「波の子」をさがして

ちょっと忙しかった6月を無事に乗り切り、おやすみに千葉県に行ってきた。海まで徒歩3分!というのが売りの宿だったのだが、残念ながら梅雨明けならず。寒さと悪天に阻まれて「初海水浴」はあおずけとなりました。まあでも、せっかくなので、ちょっと様子の良い海岸をぶらぶらしてみる。

ちょっと沖合まで伸びた桟橋。天気が良かったら、もっと気持ちがいいんだろうな。若い釣り人二人が何かを携えてこちらに歩いてきた。こんにちはーと声をかけると、うれしそうに釣果を見せてくれた。立派なコチ!煮つけにしたら食べ応えがありそうです。ごくり。

生き物の気配の濃さを感じつつ、ふとみると、砂浜に何か模様を描く男性が…。一人で黙々と砂を掘っている。これはもうとにかく、近づいてみるしかない。結構近づいても、こちらに気づくこともなく作業を続けていらっしゃる。一体何を…とバケツの中をみると、答えがわかった。

バケツいっぱいの貝!しかも、ものすごく動き回って新鮮この上ない。笑 貝ってこんなに動き回るものかと驚いた。あいさつをすると男性は、ようやくこちらに気づき、にっこりとあいさつを返してくれた。

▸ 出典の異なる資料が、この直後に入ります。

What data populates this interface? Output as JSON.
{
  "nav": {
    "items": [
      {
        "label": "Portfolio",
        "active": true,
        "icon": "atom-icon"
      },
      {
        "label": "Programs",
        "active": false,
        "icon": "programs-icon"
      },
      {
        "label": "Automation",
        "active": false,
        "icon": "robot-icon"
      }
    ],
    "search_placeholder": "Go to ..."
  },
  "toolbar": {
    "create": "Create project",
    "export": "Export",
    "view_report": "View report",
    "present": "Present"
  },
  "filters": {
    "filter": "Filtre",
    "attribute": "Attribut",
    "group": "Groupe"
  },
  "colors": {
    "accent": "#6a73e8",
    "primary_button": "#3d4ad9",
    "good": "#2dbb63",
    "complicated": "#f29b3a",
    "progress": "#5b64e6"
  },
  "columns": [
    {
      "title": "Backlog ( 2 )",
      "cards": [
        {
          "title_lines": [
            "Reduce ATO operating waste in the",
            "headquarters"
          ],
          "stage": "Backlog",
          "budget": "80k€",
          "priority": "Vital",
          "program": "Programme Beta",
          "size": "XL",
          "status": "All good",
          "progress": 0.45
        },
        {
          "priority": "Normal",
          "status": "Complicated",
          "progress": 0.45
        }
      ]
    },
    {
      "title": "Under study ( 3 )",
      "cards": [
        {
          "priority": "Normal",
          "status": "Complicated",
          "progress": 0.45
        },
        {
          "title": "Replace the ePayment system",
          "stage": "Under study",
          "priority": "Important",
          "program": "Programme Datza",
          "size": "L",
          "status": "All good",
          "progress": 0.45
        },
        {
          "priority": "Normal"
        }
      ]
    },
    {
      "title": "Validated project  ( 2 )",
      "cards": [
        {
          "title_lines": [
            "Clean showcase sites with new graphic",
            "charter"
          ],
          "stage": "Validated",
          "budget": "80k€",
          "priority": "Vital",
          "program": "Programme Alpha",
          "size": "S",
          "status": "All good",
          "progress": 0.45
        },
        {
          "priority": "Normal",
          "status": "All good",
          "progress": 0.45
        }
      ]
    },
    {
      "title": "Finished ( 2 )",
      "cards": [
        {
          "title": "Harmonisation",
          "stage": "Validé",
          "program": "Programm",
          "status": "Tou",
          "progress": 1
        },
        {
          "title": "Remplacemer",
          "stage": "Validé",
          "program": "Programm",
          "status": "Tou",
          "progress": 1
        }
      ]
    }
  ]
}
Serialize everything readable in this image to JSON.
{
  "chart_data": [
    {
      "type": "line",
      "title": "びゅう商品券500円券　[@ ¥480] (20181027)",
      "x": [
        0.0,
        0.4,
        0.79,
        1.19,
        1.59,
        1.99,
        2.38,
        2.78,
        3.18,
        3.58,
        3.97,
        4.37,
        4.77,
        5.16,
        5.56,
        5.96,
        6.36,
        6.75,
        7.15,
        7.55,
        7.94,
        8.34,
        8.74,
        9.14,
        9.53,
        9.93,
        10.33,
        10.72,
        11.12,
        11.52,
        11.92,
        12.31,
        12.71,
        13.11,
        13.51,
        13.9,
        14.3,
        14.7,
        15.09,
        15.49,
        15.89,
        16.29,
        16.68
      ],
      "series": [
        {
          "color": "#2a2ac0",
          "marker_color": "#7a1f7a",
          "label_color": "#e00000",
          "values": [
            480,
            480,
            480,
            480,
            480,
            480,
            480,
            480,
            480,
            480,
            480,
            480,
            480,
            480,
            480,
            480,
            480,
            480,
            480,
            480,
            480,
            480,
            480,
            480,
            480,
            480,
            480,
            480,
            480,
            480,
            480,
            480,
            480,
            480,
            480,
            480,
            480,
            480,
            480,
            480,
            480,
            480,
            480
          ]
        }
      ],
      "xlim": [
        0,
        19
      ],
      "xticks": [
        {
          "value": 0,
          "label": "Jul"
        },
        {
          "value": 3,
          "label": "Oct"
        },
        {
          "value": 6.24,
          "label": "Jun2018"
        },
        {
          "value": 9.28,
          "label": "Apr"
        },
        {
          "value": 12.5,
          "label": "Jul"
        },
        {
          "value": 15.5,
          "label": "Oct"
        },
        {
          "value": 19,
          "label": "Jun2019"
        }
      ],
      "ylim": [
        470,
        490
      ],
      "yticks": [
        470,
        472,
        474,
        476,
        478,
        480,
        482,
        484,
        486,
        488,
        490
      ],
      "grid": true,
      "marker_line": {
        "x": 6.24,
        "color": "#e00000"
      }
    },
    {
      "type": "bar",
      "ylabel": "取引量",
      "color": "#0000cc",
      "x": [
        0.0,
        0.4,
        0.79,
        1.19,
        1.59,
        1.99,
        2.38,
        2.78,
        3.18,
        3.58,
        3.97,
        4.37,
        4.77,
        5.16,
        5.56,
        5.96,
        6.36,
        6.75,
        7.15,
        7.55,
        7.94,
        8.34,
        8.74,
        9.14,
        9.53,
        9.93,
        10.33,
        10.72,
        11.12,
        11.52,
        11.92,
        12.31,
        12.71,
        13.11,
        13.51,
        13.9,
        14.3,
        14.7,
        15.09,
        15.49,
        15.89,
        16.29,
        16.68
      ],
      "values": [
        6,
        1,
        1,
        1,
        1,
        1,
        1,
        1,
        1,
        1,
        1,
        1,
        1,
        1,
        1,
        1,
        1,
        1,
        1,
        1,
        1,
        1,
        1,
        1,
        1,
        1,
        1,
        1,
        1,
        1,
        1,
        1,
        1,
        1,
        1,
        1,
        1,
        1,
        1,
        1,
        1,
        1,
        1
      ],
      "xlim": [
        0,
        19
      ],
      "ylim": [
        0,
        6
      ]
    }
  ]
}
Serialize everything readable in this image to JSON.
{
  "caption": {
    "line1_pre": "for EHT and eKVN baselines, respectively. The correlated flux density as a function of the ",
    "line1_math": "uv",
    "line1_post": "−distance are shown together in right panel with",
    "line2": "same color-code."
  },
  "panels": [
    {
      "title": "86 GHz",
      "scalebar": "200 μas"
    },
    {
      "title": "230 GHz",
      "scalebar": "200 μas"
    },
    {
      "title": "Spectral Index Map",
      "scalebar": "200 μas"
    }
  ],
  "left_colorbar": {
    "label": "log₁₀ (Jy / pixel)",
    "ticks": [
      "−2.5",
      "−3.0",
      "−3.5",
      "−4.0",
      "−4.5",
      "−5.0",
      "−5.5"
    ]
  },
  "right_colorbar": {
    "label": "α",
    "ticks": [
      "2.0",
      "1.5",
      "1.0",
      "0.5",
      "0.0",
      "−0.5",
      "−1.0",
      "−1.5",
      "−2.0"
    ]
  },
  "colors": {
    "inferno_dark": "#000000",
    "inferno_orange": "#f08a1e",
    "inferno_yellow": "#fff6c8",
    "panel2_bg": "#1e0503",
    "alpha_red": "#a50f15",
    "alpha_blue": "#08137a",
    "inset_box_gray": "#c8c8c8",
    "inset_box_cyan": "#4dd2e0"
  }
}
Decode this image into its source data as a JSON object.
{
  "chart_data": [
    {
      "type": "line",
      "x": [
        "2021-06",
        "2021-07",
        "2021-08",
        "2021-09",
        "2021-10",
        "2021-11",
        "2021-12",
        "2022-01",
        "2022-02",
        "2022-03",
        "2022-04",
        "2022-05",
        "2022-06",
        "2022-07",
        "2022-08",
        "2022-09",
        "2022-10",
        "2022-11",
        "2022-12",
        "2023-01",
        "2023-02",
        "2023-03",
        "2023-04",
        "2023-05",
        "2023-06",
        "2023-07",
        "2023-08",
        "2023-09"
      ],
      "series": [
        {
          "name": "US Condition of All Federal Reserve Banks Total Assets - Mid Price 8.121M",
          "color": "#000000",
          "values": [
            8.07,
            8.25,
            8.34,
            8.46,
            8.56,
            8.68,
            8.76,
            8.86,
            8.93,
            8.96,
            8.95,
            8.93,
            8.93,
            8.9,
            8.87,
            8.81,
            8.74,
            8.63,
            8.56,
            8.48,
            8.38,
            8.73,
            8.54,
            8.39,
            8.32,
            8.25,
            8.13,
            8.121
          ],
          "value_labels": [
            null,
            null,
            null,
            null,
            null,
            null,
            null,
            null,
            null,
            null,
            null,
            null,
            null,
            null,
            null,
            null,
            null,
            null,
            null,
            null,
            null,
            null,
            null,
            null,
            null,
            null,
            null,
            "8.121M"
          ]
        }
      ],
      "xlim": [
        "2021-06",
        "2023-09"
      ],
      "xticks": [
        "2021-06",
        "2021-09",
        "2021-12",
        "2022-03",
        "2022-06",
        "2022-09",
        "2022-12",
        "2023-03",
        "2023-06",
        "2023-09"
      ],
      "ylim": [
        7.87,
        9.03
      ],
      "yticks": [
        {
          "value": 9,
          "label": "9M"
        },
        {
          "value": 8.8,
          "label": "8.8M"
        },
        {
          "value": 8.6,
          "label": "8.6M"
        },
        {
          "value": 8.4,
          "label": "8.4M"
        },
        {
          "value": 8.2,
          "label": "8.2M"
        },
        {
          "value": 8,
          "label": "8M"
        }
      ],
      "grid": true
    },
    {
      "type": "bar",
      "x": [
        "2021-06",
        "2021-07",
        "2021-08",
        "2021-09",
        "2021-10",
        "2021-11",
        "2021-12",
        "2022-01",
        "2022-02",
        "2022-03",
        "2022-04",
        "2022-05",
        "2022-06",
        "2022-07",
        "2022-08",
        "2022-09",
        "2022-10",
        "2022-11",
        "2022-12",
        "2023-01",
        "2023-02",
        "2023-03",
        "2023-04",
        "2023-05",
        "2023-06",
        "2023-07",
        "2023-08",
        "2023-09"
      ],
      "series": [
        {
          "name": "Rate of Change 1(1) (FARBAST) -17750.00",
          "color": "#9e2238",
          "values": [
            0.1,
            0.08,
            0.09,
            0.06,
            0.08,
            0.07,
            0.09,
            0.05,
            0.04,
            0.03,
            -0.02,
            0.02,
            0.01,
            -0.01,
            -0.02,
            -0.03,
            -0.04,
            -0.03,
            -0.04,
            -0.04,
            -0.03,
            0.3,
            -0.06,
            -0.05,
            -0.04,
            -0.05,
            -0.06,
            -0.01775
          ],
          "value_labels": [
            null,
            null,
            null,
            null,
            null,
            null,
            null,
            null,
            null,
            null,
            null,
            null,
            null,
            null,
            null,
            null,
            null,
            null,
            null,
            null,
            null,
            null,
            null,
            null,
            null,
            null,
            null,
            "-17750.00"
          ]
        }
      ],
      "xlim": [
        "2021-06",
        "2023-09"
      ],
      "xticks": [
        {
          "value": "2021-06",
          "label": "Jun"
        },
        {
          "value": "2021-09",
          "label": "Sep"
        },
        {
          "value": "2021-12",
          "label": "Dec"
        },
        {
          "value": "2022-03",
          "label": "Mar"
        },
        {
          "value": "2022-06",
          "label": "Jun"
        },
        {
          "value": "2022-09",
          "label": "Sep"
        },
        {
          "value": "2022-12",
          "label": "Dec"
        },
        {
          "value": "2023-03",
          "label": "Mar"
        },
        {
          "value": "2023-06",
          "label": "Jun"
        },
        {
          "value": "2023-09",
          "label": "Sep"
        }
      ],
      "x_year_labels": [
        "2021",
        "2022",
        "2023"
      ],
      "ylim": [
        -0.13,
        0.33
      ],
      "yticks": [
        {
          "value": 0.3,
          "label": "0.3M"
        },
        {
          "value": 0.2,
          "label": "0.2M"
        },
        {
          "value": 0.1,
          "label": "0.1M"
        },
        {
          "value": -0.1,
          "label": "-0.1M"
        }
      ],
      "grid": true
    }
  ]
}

あさりですか?と聞くと、「さあ…。うちらは『なみのこ』『なみのこ』言うております」とのこと。最初、なんのことかわからなかったのだが、『波の子』とはかわいい名前だ。「この波打ち際にいるんですわ。だからね、一回、いるところを見つけてしまえば、横に掘っていくとどんどん出てくるんです。」

検索で調べてみると、ナミノコガイは正式名称らしい。そういう名前の貝であり、アサリともシジミとも違うのだ。「知っていたら学者級」と書いてあって、笑った。「究極の美味」とも書かれており、アサリよりもむしろ旨味があるかもとも書かれており…ごくり。このおじいさんはみそ汁に入れたり、たくさんとれた時には佃煮にするのだと話していた。子どものころから、ずっとこの浜で取っているんだと話していた。梅雨の時期が、一番身が詰まって美味いとも。

我々と話しながらも、どんどん掘っては『波の子』をどんどん見つけていく。手をみると、何やら貝殻を使って掘り出しているようだ。(後ほど、お昼ご飯を食べた海鮮丼屋さんに同じものが飾られていて、あわびの貝殻だということを知る。)その作業がおもしろくて、ついじーっと見ていたら、おじいさんが「やってみますか?」とテレビの台本ばりの提案をしてくださった。もちろん、はい!やりたいです!と言ったら、おじいさんは急に駆け出していってしまい、びっくりした。え…?どこへ…?待つこと、数分後。

息を切らせてもどってきたおじいさんの手には、もうひとつ、立派なあわびの貝殻が握られていたのでした…。なんと、掘りやすい貝殻を集めて、ご自宅(海からすぐそこらしい)に置いてあるとのこと。ちょっと借りて、ちょっとやらせてもらうつもりだったが、本格的に参加すると思われたらしい。わざわざありがとうございます!優しい…。

さっそくレクチャーを受けつつ、掘ってみる。手に持った貝殻が『波の子』にあたると「カツン!」という手ごたえがあるため、すぐわかる。10分ほどしかやっていないが、結構とれる。たしかにこれは面白い。ひとりで黙々と作業してしまう気持ちがわかった。もやしのひげとりとか、庭の雑草抜きとかに似た、単純作業だけど成果がたまっていく快感。日々のストレス解消になりそうな気がした。

(写真注:一応、32歳です。)
収穫を波で洗って確認してみると。

綺麗な貝が、こんなに取れました。持って帰りたいところだったけど、帰るまでに悪くなりそうだったので、おじいさんに寄付(いつか食べてみたい)。「小さいのは逃がしてやった方がいい。すぐ大きくなるから」とのことだった。昔から、ずっとこの浜にいるのは、きっと乱獲しないからなんだろうなという気がした。

別れ際に、おじいさんがもう一つ素敵な話を教えてくれた。「この貝、どこにでもいるってわけじゃなくて、富士山が見える浜にしかいないそうなんだよね。ほら、この浜も、すごくよく富士山が見えるから。」

そういえば、砂浜の入り口に、この浜から見える富士山の写真が飾ってあった。

波打ち際で遊んで、富士山がみえる浜にいるという「波の子」。海水浴ができたわけでも、美味しいものが食べれたわけでもないが、こういう話を聞けると、旅っていいなあと、しみじみ思います。